Workhorse lands $70 million to ramp up production of electric last-mile delivery vehicles

Amazon’s delivery super-hippies seem to be hitting a bit of turbulence as new competitors move in and Amazon grows more cautious and cautious is good.

The latest report, from Warren Buffett’s company Berkshire Hathaway, seemed to confirm that Bezos has ambitious plans for venture capital’s help, with a $3 billion investment in battery maker Silevo, electric delivery giant (that has a whole trucking system) Boston Semi, and a stake in solar energy company Sunrun. As Bloomberg noted, Amazon is betting that electric delivery might be the next big thing.

But the success of electric delivery hasn’t been smooth or smooth-sailing. According to this story, Boston Semi has burned through “over $200 million in equity and borrowed money” since 2009, while the delivery company Commuter Van shut down in June. And Tesla is trying to take some share, not necessarily expanding its delivery network, but trying to put electric vehicles in the hopper.

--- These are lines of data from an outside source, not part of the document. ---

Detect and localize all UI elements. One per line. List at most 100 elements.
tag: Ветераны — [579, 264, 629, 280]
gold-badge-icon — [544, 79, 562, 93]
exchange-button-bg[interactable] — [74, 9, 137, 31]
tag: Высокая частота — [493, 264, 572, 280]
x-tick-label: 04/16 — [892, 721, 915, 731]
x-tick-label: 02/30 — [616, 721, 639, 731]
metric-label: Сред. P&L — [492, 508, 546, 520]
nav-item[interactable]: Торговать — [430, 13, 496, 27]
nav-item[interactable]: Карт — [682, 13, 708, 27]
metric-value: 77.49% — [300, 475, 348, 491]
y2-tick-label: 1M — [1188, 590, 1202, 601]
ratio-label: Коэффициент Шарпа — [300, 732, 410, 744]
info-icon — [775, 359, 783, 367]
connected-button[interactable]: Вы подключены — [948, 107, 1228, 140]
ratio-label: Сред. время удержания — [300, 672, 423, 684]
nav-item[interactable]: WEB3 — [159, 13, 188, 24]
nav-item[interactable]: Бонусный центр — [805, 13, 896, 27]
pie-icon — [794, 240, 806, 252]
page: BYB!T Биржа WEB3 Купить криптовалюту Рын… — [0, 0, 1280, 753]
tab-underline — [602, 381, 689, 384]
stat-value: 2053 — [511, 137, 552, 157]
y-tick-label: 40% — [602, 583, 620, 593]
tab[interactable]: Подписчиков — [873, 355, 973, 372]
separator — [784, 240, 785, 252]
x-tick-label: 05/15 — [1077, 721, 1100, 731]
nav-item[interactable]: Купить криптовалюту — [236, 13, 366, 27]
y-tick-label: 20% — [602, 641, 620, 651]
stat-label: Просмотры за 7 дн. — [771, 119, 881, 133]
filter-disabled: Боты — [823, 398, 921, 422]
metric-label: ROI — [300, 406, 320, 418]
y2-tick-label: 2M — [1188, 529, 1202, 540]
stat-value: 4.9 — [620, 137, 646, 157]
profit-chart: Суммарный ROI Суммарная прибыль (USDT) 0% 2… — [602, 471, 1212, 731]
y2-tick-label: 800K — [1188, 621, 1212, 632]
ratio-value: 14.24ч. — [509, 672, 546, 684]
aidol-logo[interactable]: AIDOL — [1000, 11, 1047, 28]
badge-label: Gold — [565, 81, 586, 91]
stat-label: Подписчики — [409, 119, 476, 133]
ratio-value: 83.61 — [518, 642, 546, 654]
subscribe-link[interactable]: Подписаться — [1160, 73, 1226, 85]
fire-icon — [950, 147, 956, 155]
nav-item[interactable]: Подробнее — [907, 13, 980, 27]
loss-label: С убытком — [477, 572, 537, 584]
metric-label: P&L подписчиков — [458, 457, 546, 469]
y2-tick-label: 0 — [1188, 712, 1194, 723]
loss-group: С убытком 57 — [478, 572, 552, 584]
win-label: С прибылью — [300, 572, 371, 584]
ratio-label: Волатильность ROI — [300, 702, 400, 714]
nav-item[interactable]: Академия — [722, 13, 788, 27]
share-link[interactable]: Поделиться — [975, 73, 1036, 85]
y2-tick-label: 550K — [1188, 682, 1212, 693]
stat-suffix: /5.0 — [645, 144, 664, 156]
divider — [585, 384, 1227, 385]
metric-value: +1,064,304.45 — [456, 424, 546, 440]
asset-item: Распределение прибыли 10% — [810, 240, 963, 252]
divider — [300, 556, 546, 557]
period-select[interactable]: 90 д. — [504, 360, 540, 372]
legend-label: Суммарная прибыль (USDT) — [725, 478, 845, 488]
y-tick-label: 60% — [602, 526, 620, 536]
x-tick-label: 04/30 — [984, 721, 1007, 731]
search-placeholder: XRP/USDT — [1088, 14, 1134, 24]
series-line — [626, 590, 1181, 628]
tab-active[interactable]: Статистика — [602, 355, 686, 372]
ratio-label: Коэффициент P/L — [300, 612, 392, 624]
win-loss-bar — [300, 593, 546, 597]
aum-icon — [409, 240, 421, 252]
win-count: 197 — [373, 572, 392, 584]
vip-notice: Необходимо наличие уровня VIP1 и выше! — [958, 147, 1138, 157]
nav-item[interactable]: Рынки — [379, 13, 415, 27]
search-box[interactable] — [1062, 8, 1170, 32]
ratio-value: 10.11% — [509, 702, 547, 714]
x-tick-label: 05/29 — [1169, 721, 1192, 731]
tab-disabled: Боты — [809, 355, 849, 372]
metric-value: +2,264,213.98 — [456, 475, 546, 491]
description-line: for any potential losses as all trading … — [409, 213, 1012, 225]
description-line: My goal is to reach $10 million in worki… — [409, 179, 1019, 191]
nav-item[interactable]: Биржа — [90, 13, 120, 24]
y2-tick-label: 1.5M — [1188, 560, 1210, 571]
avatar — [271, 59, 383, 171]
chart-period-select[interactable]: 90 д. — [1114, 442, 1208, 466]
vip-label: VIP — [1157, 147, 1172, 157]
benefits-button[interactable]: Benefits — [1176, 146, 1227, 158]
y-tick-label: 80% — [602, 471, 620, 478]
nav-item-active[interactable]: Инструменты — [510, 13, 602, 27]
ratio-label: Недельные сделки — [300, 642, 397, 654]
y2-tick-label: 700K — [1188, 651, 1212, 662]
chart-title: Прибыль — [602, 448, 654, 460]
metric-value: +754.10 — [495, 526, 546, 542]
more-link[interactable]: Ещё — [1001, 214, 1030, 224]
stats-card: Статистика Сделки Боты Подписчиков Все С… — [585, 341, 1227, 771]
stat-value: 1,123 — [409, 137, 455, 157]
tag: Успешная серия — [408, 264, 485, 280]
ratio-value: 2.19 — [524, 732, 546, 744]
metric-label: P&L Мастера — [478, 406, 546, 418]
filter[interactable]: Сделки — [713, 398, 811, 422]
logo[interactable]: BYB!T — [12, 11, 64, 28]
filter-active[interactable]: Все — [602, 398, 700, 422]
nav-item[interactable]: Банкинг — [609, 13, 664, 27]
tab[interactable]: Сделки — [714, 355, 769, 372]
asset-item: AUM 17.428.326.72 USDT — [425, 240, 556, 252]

So the whole plan seems to be far from certain. Then there’s the gas mileage to consider. As Bloomberg explains, it’s estimated that the Silevo’s batteries on a battery-only “range vehicle” like the Model S need to be between 300-500 miles per charge to get the car into the green zone. But while that seems to be a reasonable figure, earlier in the year, the Tesla driver’s log pointed to the NHTSA claiming that “a current electric vehicle won’t get more than 50 miles per charge”. It doesn’t help that, as Bloomberg noted, a Tesla SUV could get 200 miles of range, but would need “four or five hours” to charge at Tesla’s mammoth Supercharger station network. Amazon’s new push into electric delivery may seem ambitious, but, for these reasons, it still has a lot to prove.